Anek Laothamatas, minister of higher education, science, research, and innovation, and Treenuch Thienthong, minister of education, jointly signed the document, which was then published in the Royal Gazette on Saturday.
According to the rule, no educational establishment in the kingdom is permitted to expel pregnant students or make them transfer to another school without their will.
Additionally, it states that the action is intended to guarantee the protection of students’ rights to a quality education.

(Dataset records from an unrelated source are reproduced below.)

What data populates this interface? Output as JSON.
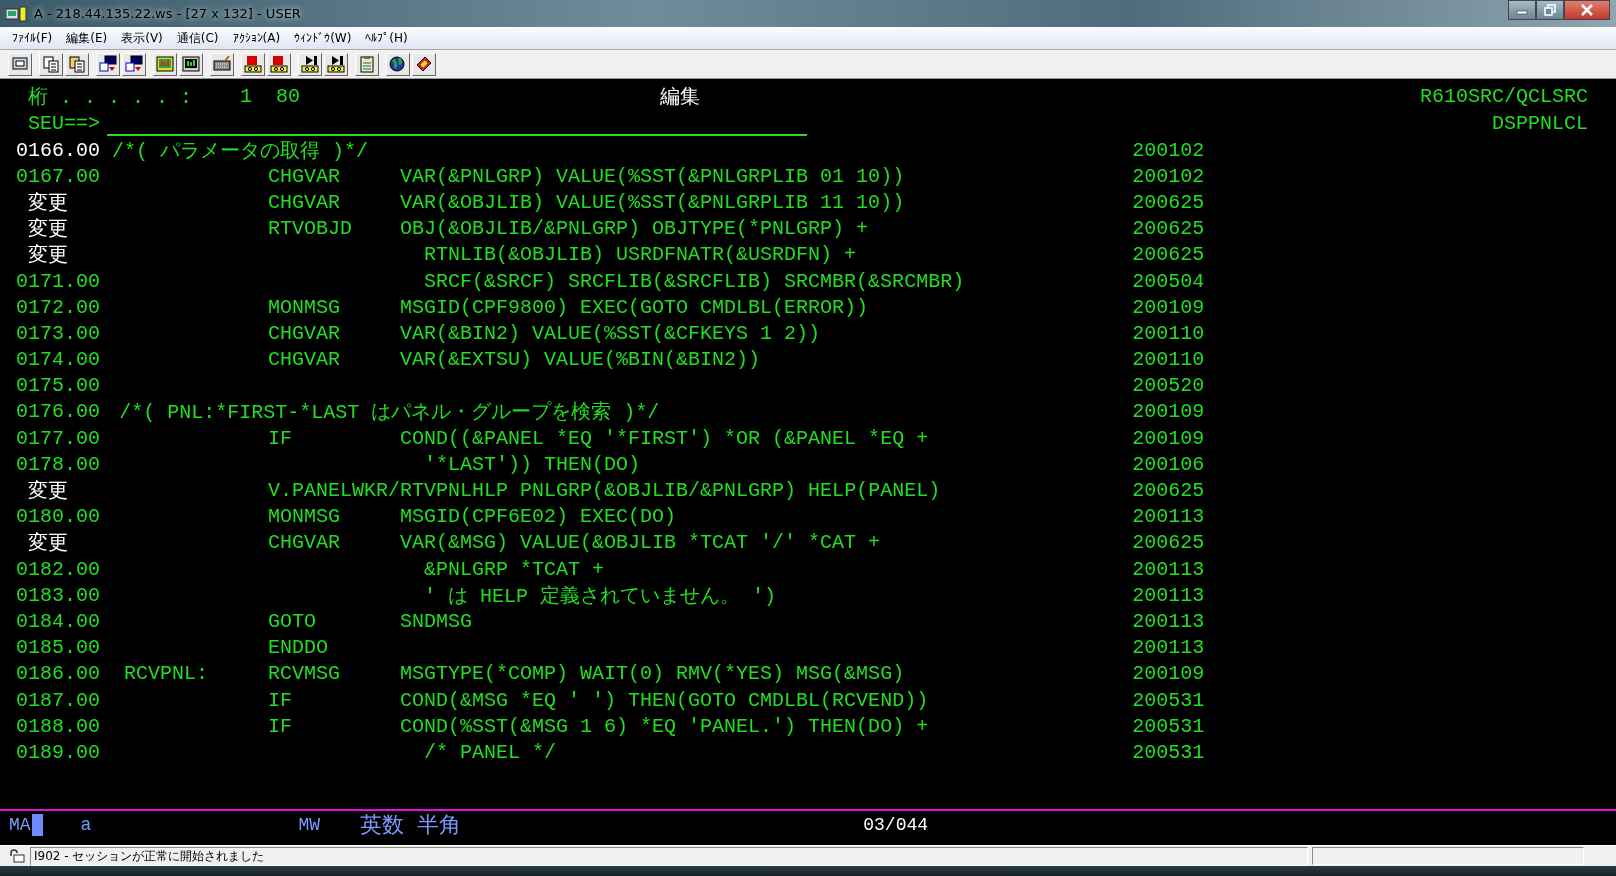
{
  "window": {
    "title": "A - 218.44.135.22.ws - [27 x 132] - USER"
  },
  "menu": [
    "ﾌｧｲﾙ(F)",
    "編集(E)",
    "表示(V)",
    "通信(C)",
    "ｱｸｼｮﾝ(A)",
    "ｳｨﾝﾄﾞｳ(W)",
    "ﾍﾙﾌﾟ(H)"
  ],
  "header": {
    "columns_label": "桁 . . . . . :",
    "columns_value": "1  80",
    "mode": "編集",
    "source_file": "R610SRC/QCLSRC",
    "member": "DSPPNLCL",
    "command_prompt": "SEU==>"
  },
  "lines": [
    {
      "seq": "0166.00",
      "current": true,
      "changed": false,
      "comment": "/*( パラメータの取得 )*/",
      "date": "200102"
    },
    {
      "seq": "0167.00",
      "current": false,
      "changed": false,
      "command": "CHGVAR",
      "params": "VAR(&PNLGRP) VALUE(%SST(&PNLGRPLIB 01 10))",
      "date": "200102"
    },
    {
      "seq": "変更",
      "current": false,
      "changed": true,
      "command": "CHGVAR",
      "params": "VAR(&OBJLIB) VALUE(%SST(&PNLGRPLIB 11 10))",
      "date": "200625"
    },
    {
      "seq": "変更",
      "current": false,
      "changed": true,
      "command": "RTVOBJD",
      "params": "OBJ(&OBJLIB/&PNLGRP) OBJTYPE(*PNLGRP) +",
      "date": "200625"
    },
    {
      "seq": "変更",
      "current": false,
      "changed": true,
      "continued": "RTNLIB(&OBJLIB) USRDFNATR(&USRDFN) +",
      "date": "200625"
    },
    {
      "seq": "0171.00",
      "current": false,
      "changed": false,
      "continued": "SRCF(&SRCF) SRCFLIB(&SRCFLIB) SRCMBR(&SRCMBR)",
      "date": "200504"
    },
    {
      "seq": "0172.00",
      "current": false,
      "changed": false,
      "command": "MONMSG",
      "params": "MSGID(CPF9800) EXEC(GOTO CMDLBL(ERROR))",
      "date": "200109"
    },
    {
      "seq": "0173.00",
      "current": false,
      "changed": false,
      "command": "CHGVAR",
      "params": "VAR(&BIN2) VALUE(%SST(&CFKEYS 1 2))",
      "date": "200110"
    },
    {
      "seq": "0174.00",
      "current": false,
      "changed": false,
      "command": "CHGVAR",
      "params": "VAR(&EXTSU) VALUE(%BIN(&BIN2))",
      "date": "200110"
    },
    {
      "seq": "0175.00",
      "current": false,
      "changed": false,
      "date": "200520"
    },
    {
      "seq": "0176.00",
      "current": false,
      "changed": false,
      "comment": "/*( PNL:*FIRST-*LAST はパネル・グループを検索 )*/",
      "date": "200109"
    },
    {
      "seq": "0177.00",
      "current": false,
      "changed": false,
      "command": "IF",
      "params": "COND((&PANEL *EQ '*FIRST') *OR (&PANEL *EQ +",
      "date": "200109"
    },
    {
      "seq": "0178.00",
      "current": false,
      "changed": false,
      "continued": "'*LAST')) THEN(DO)",
      "date": "200106"
    },
    {
      "seq": "変更",
      "current": false,
      "changed": true,
      "command": "V.PANELWKR/RTVPNLHLP PNLGRP(&OBJLIB/&PNLGRP) HELP(PANEL)",
      "date": "200625"
    },
    {
      "seq": "0180.00",
      "current": false,
      "changed": false,
      "command": "MONMSG",
      "params": "MSGID(CPF6E02) EXEC(DO)",
      "date": "200113"
    },
    {
      "seq": "変更",
      "current": false,
      "changed": true,
      "command": "CHGVAR",
      "params": "VAR(&MSG) VALUE(&OBJLIB *TCAT '/' *CAT +",
      "date": "200625"
    },
    {
      "seq": "0182.00",
      "current": false,
      "changed": false,
      "continued": "&PNLGRP *TCAT +",
      "date": "200113"
    },
    {
      "seq": "0183.00",
      "current": false,
      "changed": false,
      "continued": "' は HELP 定義されていません。 ')",
      "date": "200113"
    },
    {
      "seq": "0184.00",
      "current": false,
      "changed": false,
      "command": "GOTO",
      "params": "SNDMSG",
      "date": "200113"
    },
    {
      "seq": "0185.00",
      "current": false,
      "changed": false,
      "command": "ENDDO",
      "date": "200113"
    },
    {
      "seq": "0186.00",
      "current": false,
      "changed": false,
      "label": "RCVPNL:",
      "command": "RCVMSG",
      "params": "MSGTYPE(*COMP) WAIT(0) RMV(*YES) MSG(&MSG)",
      "date": "200109"
    },
    {
      "seq": "0187.00",
      "current": false,
      "changed": false,
      "command": "IF",
      "params": "COND(&MSG *EQ ' ') THEN(GOTO CMDLBL(RCVEND))",
      "date": "200531"
    },
    {
      "seq": "0188.00",
      "current": false,
      "changed": false,
      "command": "IF",
      "params": "COND(%SST(&MSG 1 6) *EQ 'PANEL.') THEN(DO) +",
      "date": "200531"
    },
    {
      "seq": "0189.00",
      "current": false,
      "changed": false,
      "continued": "/* PANEL */",
      "date": "200531"
    }
  ],
  "oia": {
    "mode": "MA",
    "shift": "a",
    "input": "MW",
    "ime": "英数 半角",
    "cursor_position": "03/044"
  },
  "status_bar": {
    "message": "I902 - セッションが正常に開始されました"
  }
}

At all levels of schools, colleges, and universities, the rule is in effect.
According to the Education Ministry, the government’s plan to combat teen pregnancies and their effects on young people’s lives includes the regulation. The government reports some progress in lowering the number of teenage pregnancies in the interim.
A ministry source reports that after the 2016 act on adolescent pregnancy prevention and solution was put in place, the drop-out rate among pregnant students has decreased.
Only 13.7% of pregnant students attended class in 2016, compared to up to 53.5% who dropped out, according to the source.
According to the source, in 2021, the proportion of students who continued their studies after becoming pregnant increased to 33.8%, while the proportion of those who dropped out decreased to 36.1%.
The Ministry of Public Health’s campaign to prevent teen pregnancies is believed to have had a considerable impact on the number of adolescent pregnancies over the previous year, according to the source.
Compared to the 31 per 1,000 population recorded in 2019, the source claimed the pregnancy rate for women aged 15 to 19 dropped to 25 per 1,000 last year.
The pregnancy rate among those aged 10 to 14 also decreased last year, from 1.1 per 1,000 people in 2019 to 0.9 per 1,000 people in 2018.
Reports say, the ministry now seeks to further reduce the rates in the 15 to 19 age range to 15 per 1,000 people and in the 10 to 14 age group to 0.5 per 1,000 people.